Xavier Rita, Laranjo Sérgio, Ducla-Soares Eduardo, Andrade Alexandre, Boto J P, Santos-Bento Mariana, Ducla-Soares José Luis, Carvalho Luís Silva, Rocha Isabel
Institute of Physiology, Faculty of Medicine of Lisbon, Lisbon, Portugal.

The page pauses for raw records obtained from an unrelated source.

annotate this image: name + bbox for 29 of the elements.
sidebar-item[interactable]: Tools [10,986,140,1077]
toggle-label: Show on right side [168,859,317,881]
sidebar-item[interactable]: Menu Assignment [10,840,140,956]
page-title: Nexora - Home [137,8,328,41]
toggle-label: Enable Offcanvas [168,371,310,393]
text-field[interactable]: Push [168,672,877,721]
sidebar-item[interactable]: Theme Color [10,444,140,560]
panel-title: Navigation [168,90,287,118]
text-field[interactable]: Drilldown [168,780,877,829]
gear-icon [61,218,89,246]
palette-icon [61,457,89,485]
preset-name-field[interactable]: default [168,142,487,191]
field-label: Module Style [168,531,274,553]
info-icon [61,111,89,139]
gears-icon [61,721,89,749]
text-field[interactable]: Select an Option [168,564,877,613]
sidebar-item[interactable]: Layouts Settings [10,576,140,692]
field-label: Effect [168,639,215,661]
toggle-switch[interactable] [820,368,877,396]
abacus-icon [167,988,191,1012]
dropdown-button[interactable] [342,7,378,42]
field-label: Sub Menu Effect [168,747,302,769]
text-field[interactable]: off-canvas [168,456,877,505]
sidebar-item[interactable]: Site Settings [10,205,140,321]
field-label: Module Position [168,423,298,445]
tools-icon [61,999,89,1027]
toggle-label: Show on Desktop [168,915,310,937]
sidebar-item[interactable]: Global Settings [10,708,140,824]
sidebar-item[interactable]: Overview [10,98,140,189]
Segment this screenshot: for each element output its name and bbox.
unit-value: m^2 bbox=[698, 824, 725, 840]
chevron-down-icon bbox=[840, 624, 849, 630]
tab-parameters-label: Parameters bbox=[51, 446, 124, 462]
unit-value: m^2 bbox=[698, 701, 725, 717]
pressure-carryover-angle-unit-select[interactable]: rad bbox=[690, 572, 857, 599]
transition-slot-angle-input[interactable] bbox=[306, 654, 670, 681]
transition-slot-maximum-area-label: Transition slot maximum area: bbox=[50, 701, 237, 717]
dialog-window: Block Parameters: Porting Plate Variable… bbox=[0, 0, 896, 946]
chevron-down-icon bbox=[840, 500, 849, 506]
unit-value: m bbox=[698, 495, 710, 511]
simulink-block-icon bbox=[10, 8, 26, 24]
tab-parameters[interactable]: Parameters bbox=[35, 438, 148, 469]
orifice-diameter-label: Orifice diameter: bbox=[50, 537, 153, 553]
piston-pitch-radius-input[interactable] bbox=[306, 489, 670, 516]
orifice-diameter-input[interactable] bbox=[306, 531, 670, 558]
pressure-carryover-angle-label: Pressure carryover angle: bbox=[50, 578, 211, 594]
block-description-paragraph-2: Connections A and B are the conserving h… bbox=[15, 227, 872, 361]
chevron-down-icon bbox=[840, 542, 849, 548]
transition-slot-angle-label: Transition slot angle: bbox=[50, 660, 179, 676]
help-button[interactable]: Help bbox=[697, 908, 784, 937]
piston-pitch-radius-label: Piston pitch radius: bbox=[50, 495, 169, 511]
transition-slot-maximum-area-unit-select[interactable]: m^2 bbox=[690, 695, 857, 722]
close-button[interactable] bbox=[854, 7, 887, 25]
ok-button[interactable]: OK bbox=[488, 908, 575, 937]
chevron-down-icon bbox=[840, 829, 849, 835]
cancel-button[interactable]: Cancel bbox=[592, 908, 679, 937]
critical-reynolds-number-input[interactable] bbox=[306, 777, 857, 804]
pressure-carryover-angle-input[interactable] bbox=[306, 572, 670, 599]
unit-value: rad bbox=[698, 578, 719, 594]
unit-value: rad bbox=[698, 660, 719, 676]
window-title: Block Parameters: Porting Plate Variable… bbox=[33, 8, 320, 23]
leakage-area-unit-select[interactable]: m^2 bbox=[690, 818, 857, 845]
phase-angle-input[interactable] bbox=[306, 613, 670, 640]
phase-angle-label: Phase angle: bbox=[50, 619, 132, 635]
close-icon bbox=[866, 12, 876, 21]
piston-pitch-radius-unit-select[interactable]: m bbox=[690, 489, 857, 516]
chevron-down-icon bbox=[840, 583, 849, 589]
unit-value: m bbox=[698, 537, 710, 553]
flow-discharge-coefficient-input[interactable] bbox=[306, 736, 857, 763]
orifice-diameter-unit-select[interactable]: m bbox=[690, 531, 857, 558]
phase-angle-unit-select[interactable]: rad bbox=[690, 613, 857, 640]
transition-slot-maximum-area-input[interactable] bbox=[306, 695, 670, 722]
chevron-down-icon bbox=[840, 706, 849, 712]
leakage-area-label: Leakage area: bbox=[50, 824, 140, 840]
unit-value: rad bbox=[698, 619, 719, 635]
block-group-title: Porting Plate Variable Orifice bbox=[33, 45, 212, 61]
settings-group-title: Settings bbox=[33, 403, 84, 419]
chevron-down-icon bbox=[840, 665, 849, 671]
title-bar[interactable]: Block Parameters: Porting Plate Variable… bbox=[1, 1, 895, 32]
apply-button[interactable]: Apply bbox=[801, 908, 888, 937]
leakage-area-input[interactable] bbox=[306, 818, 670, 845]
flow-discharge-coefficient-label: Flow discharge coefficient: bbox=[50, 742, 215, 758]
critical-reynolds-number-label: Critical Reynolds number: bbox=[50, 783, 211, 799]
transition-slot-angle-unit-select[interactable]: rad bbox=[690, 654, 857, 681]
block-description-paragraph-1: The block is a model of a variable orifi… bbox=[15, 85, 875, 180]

Rev Port Cardiol. 2008 Apr;27(4):435-41.
The Valsalva maneuver is an autonomic test that evokes short sharp cardiovascular fluctuations mediated by the autonomic nervous system. Numerous spectral analysis methods have been proposed to analyze biological signals. When applied to heart rate (HR) variability, two major bands related to autonomic influence have been defined: LF (mainly sympathetic) and HF (parasympathetic). However, conventional spectral approaches are based on the assumption of stationarity, and most require at least five minutes of recording. These two requirements cannot be fulfilled when analysis of dynamic processes such as the regulatory action of the autonomic nervous system is required. Wavelet transform is a mathematical tool that, by determining the temporal localization of the changes, the frequencies involved and their contribution to the entire signal, overcomes the limitations imposed by conventional methods. In the present work, we use wavelets to evaluate autonomic influence through the LF and HF band powers on acute changes in systolic blood pressure (sBP) and RR intervals (RRI) during the Valsalva maneuver. Eighteen healthy volunteers performed the maneuver by blowing, after a deep inspiration and with a closed glottis, against a pressure of 40 mmHg for 15 seconds. Data were analyzed in three different periods: 1) the last minute just prior to the test (CTR); 2) the 15 seconds of the Valsalva maneuver (VM); 3) during the next 35 seconds after the maneuver (aVM). We observed that LF power increased in sBP and RRI in both VM and ower only increased after Valsalva. The data showed a marked increase in sympathetic activity during and after the maneuver and an increase in parasympathetic outflow after aVM. In conclusion, the ability of wavelets to analyze short non-stationary signals makes wavelet transform a promising tool to evaluate physiological and pathological autonomic conditions.
瓦尔萨尔瓦动作是一种自主神经测试,可引发由自主神经系统介导的短暂剧烈心血管波动。已经提出了许多频谱分析方法来分析生物信号。当应用于心率(HR)变异性时,已定义了与自主神经影响相关的两个主要频段:低频(主要是交感神经)和高频(副交感神经)。然而,传统的频谱方法基于平稳性假设,并且大多数方法至少需要五分钟的记录。当需要分析诸如自主神经系统的调节作用等动态过程时,这两个要求无法满足。小波变换是一种数学工具,通过确定变化的时间定位、所涉及的频率及其对整个信号的贡献,克服了传统方法所带来的局限性。在本研究中,我们使用小波通过低频和高频频段功率来评估自主神经对瓦尔萨尔瓦动作期间收缩压(sBP)和RR间期(RRI)急性变化的影响。18名健康志愿者在深吸气后屏气,以40 mmHg的压力吹气15秒来进行该动作。数据在三个不同时期进行分析:1)测试前的最后一分钟(CTR);2)瓦尔萨尔瓦动作的15秒(VM);3)动作后的接下来35秒(aVM)。我们观察到,在VM和aVM期间,sBP和RRI中的低频功率均增加,而高频功率仅在瓦尔萨尔瓦动作后增加。数据显示,动作期间和之后交感神经活动显著增加,而在aVM后副交感神经流出增加。总之,小波分析短时间非平稳信号的能力使小波变换成为评估生理和病理自主神经状况的有前途的工具。